Speaker
V. garonne
(CPPM-IN2P3 MARSEILLE)
Description
The Workload Management System (WMS) is the core component of the
DIRAC distributed MC production and analysis grid of the LHCb
experiment. It uses a central Task database which is accessed via
a set of central Services with Agents running on each of the LHCb
sites. DIRAC uses a 'pull' paradigm where Agents request tasks
whenever they detect their local resources are available.
The collaborating central Services allow new components to be
plugged in easily. These Services can perform functions such as
scheduling optimization, task prioritization, job splitting and merging,
to name a few. They provide also job status information for various
monitoring clients. We will discuss the services deployment and operation
with particular emphasis on the robustness and scalability issues.

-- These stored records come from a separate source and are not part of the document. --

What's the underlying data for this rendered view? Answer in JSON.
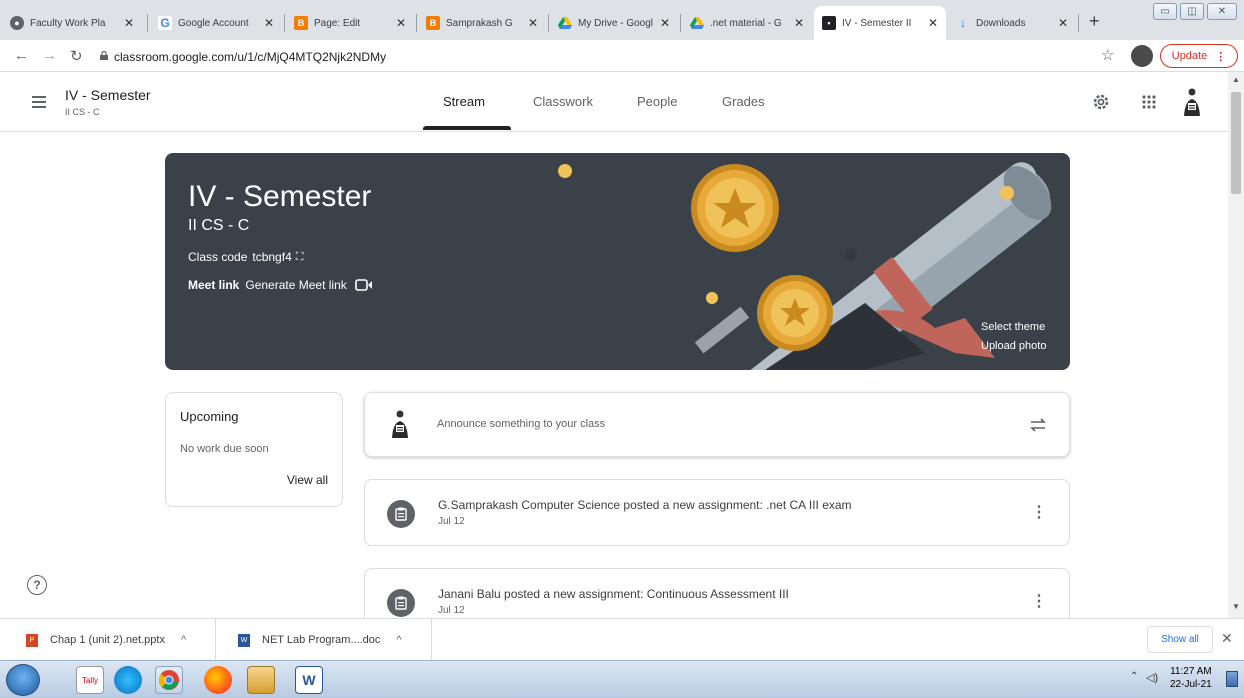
{
  "browser": {
    "tabs": [
      {
        "title": "Faculty Work Pla",
        "icon_letter": "",
        "icon_color": "#5f6368"
      },
      {
        "title": "Google Account",
        "icon_letter": "G",
        "icon_color": "#4285f4"
      },
      {
        "title": "Page: Edit",
        "icon_letter": "B",
        "icon_color": "#f57c00"
      },
      {
        "title": "Samprakash G",
        "icon_letter": "B",
        "icon_color": "#f57c00"
      },
      {
        "title": "My Drive - Googl",
        "icon_letter": "",
        "icon_color": "#0f9d58"
      },
      {
        "title": ".net material - G",
        "icon_letter": "",
        "icon_color": "#0f9d58"
      },
      {
        "title": "IV - Semester II",
        "icon_letter": "",
        "icon_color": "#202124"
      },
      {
        "title": "Downloads",
        "icon_letter": "↓",
        "icon_color": "#1a73e8"
      }
    ],
    "url": "classroom.google.com/u/1/c/MjQ4MTQ2Njk2NDMy",
    "update_label": "Update"
  },
  "classroom": {
    "class_name": "IV - Semester",
    "section": "II CS - C",
    "nav_tabs": [
      "Stream",
      "Classwork",
      "People",
      "Grades"
    ]
  },
  "banner": {
    "title": "IV - Semester",
    "section": "II CS - C",
    "class_code_label": "Class code",
    "class_code": "tcbngf4",
    "meet_link_label": "Meet link",
    "meet_action": "Generate Meet link",
    "select_theme": "Select theme",
    "upload_photo": "Upload photo"
  },
  "upcoming": {
    "title": "Upcoming",
    "status": "No work due soon",
    "view_all": "View all"
  },
  "announce": {
    "placeholder": "Announce something to your class"
  },
  "posts": [
    {
      "text": "G.Samprakash Computer Science posted a new assignment: .net CA III exam",
      "date": "Jul 12"
    },
    {
      "text": "Janani Balu posted a new assignment: Continuous Assessment III",
      "date": "Jul 12"
    }
  ],
  "downloads": [
    {
      "name": "Chap 1 (unit 2).net.pptx"
    },
    {
      "name": "NET Lab Program....doc"
    }
  ],
  "downloads_bar": {
    "show_all": "Show all"
  },
  "taskbar": {
    "time": "11:27 AM",
    "date": "22-Jul-21"
  }
}
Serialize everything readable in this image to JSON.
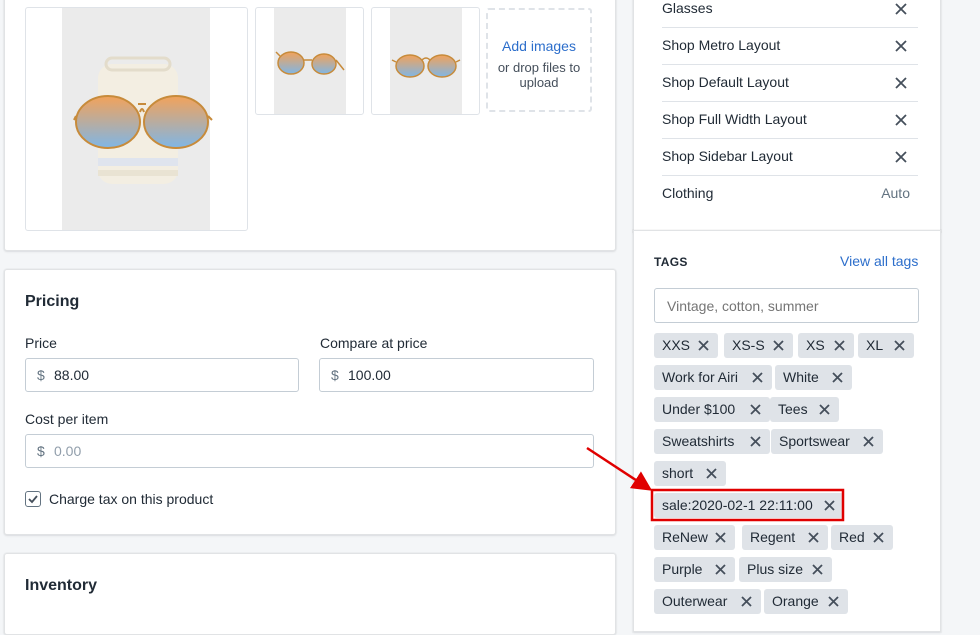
{
  "media": {
    "upload_add": "Add images",
    "upload_drop": "or drop files to upload"
  },
  "pricing": {
    "title": "Pricing",
    "price_label": "Price",
    "price_prefix": "$",
    "price_value": "88.00",
    "compare_label": "Compare at price",
    "compare_prefix": "$",
    "compare_value": "100.00",
    "cost_label": "Cost per item",
    "cost_prefix": "$",
    "cost_placeholder": "0.00",
    "charge_tax_label": "Charge tax on this product",
    "charge_tax_checked": true
  },
  "inventory": {
    "title": "Inventory"
  },
  "collections": {
    "items": [
      {
        "name": "Glasses"
      },
      {
        "name": "Shop Metro Layout"
      },
      {
        "name": "Shop Default Layout"
      },
      {
        "name": "Shop Full Width Layout"
      },
      {
        "name": "Shop Sidebar Layout"
      },
      {
        "name": "Clothing",
        "auto": "Auto"
      }
    ]
  },
  "tags": {
    "title": "TAGS",
    "view_all": "View all tags",
    "placeholder": "Vintage, cotton, summer",
    "list": [
      "XXS",
      "XS-S",
      "XS",
      "XL",
      "Work for Airi",
      "White",
      "Under $100",
      "Tees",
      "Sweatshirts",
      "Sportswear",
      "short",
      "sale:2020-02-1 22:11:00",
      "ReNew",
      "Regent",
      "Red",
      "Purple",
      "Plus size",
      "Outerwear",
      "Orange"
    ],
    "highlight_color": "#e00000",
    "accent_color": "#2c6ecb"
  }
}
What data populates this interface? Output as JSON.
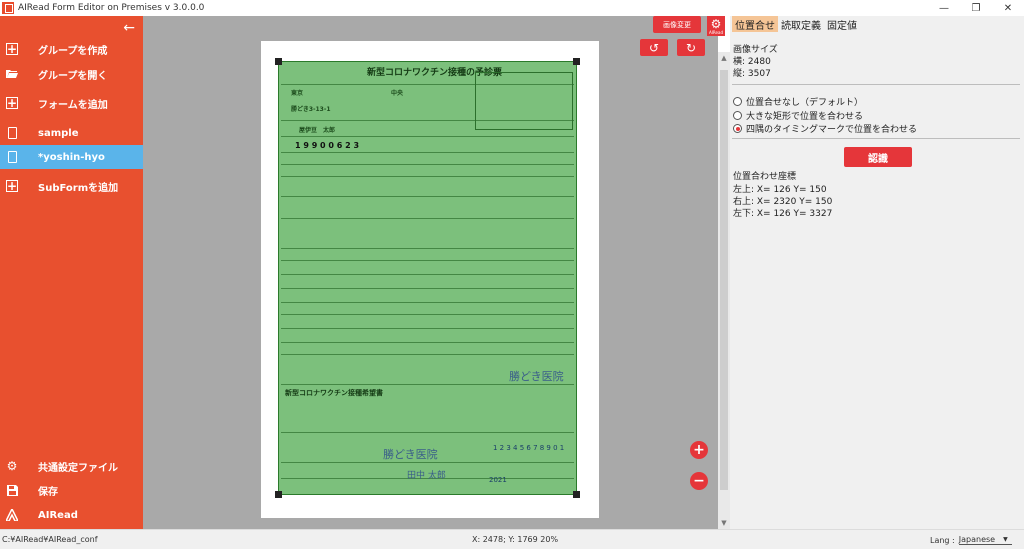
{
  "window": {
    "title": "AIRead Form Editor on Premises v 3.0.0.0",
    "controls": {
      "minimize": "—",
      "maximize": "❐",
      "close": "✕"
    }
  },
  "sidebar": {
    "back_icon": "←",
    "top_items": [
      {
        "label": "グループを作成",
        "icon": "add-box-icon"
      },
      {
        "label": "グループを開く",
        "icon": "folder-open-icon"
      },
      {
        "label": "フォームを追加",
        "icon": "add-box-icon"
      },
      {
        "label": "sample",
        "icon": "document-icon"
      },
      {
        "label": "*yoshin-hyo",
        "icon": "document-icon",
        "active": true
      },
      {
        "label": "SubFormを追加",
        "icon": "add-box-icon"
      }
    ],
    "bottom_items": [
      {
        "label": "共通設定ファイル",
        "icon": "gear-icon"
      },
      {
        "label": "保存",
        "icon": "save-icon"
      },
      {
        "label": "AIRead",
        "icon": "airead-logo-icon"
      }
    ]
  },
  "toolbar": {
    "image_change_label": "画像変更",
    "gear_caption": "AIRead",
    "rotate_left_icon": "↺",
    "rotate_right_icon": "↻",
    "zoom_in_icon": "+",
    "zoom_out_icon": "−"
  },
  "document": {
    "title": "新型コロナワクチン接種の予診票",
    "address": "東京",
    "ward": "中央",
    "street": "勝どき3-13-1",
    "name": "屋伊豆　太郎",
    "birth": "1 9 9 0 0 6 2 3",
    "section2": "新型コロナワクチン接種希望書",
    "clinic_stamp": "勝どき医院",
    "doctor": "田中 太郎",
    "date_2021": "2021",
    "serial": "1 2 3 4 5 6 7 8 9 0 1"
  },
  "right_panel": {
    "tabs": [
      "位置合せ",
      "読取定義",
      "固定値"
    ],
    "active_tab": 0,
    "image_size_label": "画像サイズ",
    "width_line": "横: 2480",
    "height_line": "縦: 3507",
    "radio_options": [
      {
        "label": "位置合せなし（デフォルト）",
        "checked": false
      },
      {
        "label": "大きな矩形で位置を合わせる",
        "checked": false
      },
      {
        "label": "四隅のタイミングマークで位置を合わせる",
        "checked": true
      }
    ],
    "recognize_button": "認識",
    "coord_title": "位置合わせ座標",
    "coords": [
      "左上: X= 126   Y= 150",
      "右上: X= 2320   Y= 150",
      "左下: X= 126   Y= 3327"
    ]
  },
  "status": {
    "path": "C:¥AIRead¥AIRead_conf",
    "cursor": "X: 2478; Y: 1769  20%",
    "lang_label": "Lang :",
    "lang_value": "Japanese"
  },
  "colors": {
    "sidebar": "#e8502f",
    "active_item": "#5ab4ea",
    "accent_red": "#e5363a",
    "overlay_green": "#7cc07c",
    "active_tab": "#f5c596"
  }
}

The distributed Agents have modular design which allows easy functionality
extensions to adapt to the needs of a particular site. The Agent
installation have only basic pre-requisites which makes it easy for new
sites to be incorporated. An Agent can be deployed on a gatekkeeper of a
large cluster or just on a single worker node of the LCG grid. PBS,LSF,BQS,
Condor,LCG,Globus can be used as the DIRAC computing resources.
The WMS components use XML-RPC and instant messaging Jabber protocols
for communication which increases the overall reliability of the
system. The jobs handled by the WMS are described using Classad library
which facilitates the interoperability with other grids.